Eating late at night may pose significant health risks, including the potential development of type 2 diabetes, according to recent studies. Research highlights that the body's natural circadian rhythms cause it to become more insulin-resistant at night. Coupled with reduced physical activity during these hours, this insulin resistance can lead to harmful health outcomes. The study involved 26 participants divided into "early eaters" and "late eaters," revealing that late eaters consumed nearly double the calories after 5 p.m. and showed a tendency toward higher intake of fats, carbohydrates, proteins, and sugars.

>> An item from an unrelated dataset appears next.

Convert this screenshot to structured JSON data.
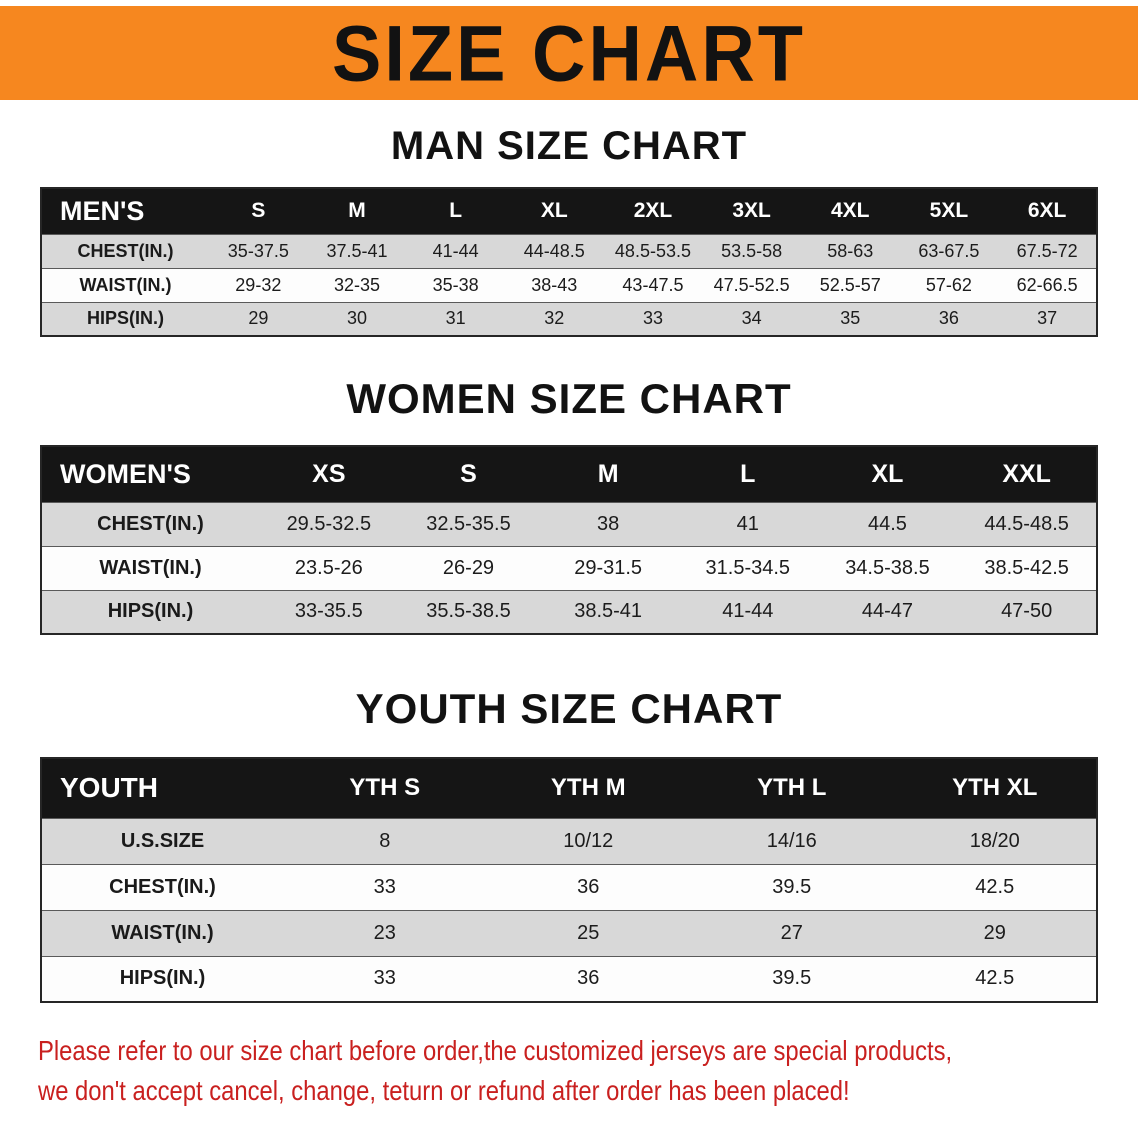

The body's circadian rhythms play a critical role in metabolic processes. As evening approaches, the body becomes more resistant to insulin, the hormone responsible for regulating blood sugar levels. This resistance is compounded by the fact that most individuals are less active or completely inactive as they sleep. The research found that those who consumed more than 45% of their daily caloric intake after 5 p.m. exhibited higher blood glucose levels, particularly among older adults with prediabetes or early type 2 diabetes.
“If you’re a night owl and you’re just eating late, higher chance of insulin resistance, basically, based on your genetic predisposition. Higher rate of pre-diabetes, diabetes development, things like that. And this is something that we typically see with graveyard shift people, you know, firefighters, cops, doctors, medical staff that work at night a lot,” – Pouya Shafipour, MD
Late-night eaters not only consumed more calories but also had diets richer in fats and carbohydrates compared to their early eating counterparts. This dietary pattern may contribute to poorly regulated blood sugar levels, an increased risk of cardiovascular diseases, and chronic inflammation. The study underscores the importance of consuming meals earlier in the day to mitigate these health risks.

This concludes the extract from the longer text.